En 1691, est publié l'ouvrage de l'abbé Francesco Silvani (1660-1728), "La virtù trionfante dell'amore, e dell'odio, overo  il Tigrane" (Le triomphe de la vertu sur l'amour et la haine). Dans son ouvrage inspiré des écritures de l'époque Antique, tel que des "Vies parallèles" de Plutarque, du Ier siècle et le livre XXXVIII  des "Histoires philippiques" de Justin (II siècle après J.-C.), l'abbé Silvani évoque différents aspects de la vie du monarque arménien, en particulier sa vie amoureuse qui aboutit à son mariage avec Cléopâtre, la fille du roi du Pont, Mithridate VI Eupator.

Les livrets de 19 des opéras existants ayant comme objet le roi Tigrane sont basés sur cet ouvrage, légèrement modifié en 1723 et 1741 de l'abbé Silvani. Sa version des  faits  est sans doute celle qui correspond le mieux à la réalité historique.

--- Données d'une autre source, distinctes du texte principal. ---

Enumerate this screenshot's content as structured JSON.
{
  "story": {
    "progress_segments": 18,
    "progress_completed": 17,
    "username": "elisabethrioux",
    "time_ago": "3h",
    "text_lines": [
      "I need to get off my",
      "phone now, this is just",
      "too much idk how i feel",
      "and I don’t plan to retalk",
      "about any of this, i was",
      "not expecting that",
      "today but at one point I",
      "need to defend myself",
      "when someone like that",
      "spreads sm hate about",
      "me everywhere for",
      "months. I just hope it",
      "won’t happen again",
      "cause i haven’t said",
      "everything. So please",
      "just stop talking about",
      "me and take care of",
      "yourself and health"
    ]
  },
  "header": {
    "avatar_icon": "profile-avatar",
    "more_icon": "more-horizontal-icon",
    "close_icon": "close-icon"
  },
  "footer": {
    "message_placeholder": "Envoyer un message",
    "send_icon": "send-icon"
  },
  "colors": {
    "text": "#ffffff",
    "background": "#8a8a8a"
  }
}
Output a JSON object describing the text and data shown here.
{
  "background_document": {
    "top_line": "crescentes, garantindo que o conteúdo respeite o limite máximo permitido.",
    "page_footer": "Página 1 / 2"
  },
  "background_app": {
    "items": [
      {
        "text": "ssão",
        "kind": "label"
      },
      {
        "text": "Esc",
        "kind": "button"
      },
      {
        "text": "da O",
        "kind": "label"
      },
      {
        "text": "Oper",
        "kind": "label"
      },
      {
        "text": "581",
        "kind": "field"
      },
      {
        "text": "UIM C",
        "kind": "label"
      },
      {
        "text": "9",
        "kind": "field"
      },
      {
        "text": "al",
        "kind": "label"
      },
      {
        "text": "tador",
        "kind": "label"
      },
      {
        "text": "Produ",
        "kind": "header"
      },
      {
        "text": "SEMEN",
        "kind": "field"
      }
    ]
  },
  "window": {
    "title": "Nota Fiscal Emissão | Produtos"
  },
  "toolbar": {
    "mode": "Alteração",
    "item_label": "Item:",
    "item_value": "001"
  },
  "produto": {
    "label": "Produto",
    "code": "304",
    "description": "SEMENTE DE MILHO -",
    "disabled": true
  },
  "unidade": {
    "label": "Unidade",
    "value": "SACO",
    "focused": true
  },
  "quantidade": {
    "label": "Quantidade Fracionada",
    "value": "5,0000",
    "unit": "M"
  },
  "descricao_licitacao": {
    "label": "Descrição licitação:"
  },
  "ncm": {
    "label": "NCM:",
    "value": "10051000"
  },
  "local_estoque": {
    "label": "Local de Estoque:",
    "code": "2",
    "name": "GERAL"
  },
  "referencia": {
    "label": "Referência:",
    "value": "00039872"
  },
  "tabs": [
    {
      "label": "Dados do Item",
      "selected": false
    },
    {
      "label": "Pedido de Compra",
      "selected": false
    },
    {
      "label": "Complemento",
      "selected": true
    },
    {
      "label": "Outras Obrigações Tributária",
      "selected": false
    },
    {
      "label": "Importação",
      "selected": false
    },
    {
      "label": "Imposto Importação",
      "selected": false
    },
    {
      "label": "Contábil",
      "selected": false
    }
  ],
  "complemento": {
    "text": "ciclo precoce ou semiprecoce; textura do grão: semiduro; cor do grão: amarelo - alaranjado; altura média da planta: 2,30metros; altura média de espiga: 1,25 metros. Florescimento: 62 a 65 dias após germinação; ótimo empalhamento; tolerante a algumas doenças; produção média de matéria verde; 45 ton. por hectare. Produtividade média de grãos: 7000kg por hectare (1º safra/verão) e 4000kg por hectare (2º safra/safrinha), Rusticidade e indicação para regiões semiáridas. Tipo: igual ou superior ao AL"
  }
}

Quatre opéras du même nom, ont été composés sur des livrets différents par :
– Albinoni, sur le livret de Giulio Cesare Corradi (1650-1702).
– Bononcini, sur le livret de Pietro Antonio Bernardoni (1672-1714).
– Scarlatti, sur le livret de Domenico Lalli (1679(7)-1741).
– Righini, sur le livret d’ Antonio de Filistri.

Une remarque sur l'opéra concernant un "sujet arménien" de Georg Friedrich Haendel (1685–1759), "Radamisto", et non pas "Tigran" – comme citent certains sources – décrit des évènements qui se déroulent dans une ville située au bord de la rivière Araxe, en Arménie. Hormis Radamisto, les principaux héros sont le roi d'Arménie Tiridate (le Premier),  et … "un prince Tigrane". "Radamisto" est le premier opéra écrit par Haendel à la demande de l'Académie Royale de Musique (Royal Academy of Music). Il a été créé le 27 avril 1720 au King's Theater de Londres.

De tous les opéras ayant le roi Tigrane pour héros, celui de Scarlatti, composé sur un livret de Lalli était et reste, apparemment, le plus célèbre. En effet, il a connu le succès non seulement dans les premières années de sa création au 18e siècle, mais encore dans les siècles suivants comme sa représentation en 1832 à Paris et en 1970 à Naples, où il a été créé 255 années auparavant.




"Vies Parallèles" de Plutarque

Edition parisienne de 1844

Ci-dessous la liste chronologique des opéras consacrés au roi Tigrane, dans l'ordre suivant : nom du compositeur suivi de celui du librettiste, ville et date de la première représentation et nom du théâtre.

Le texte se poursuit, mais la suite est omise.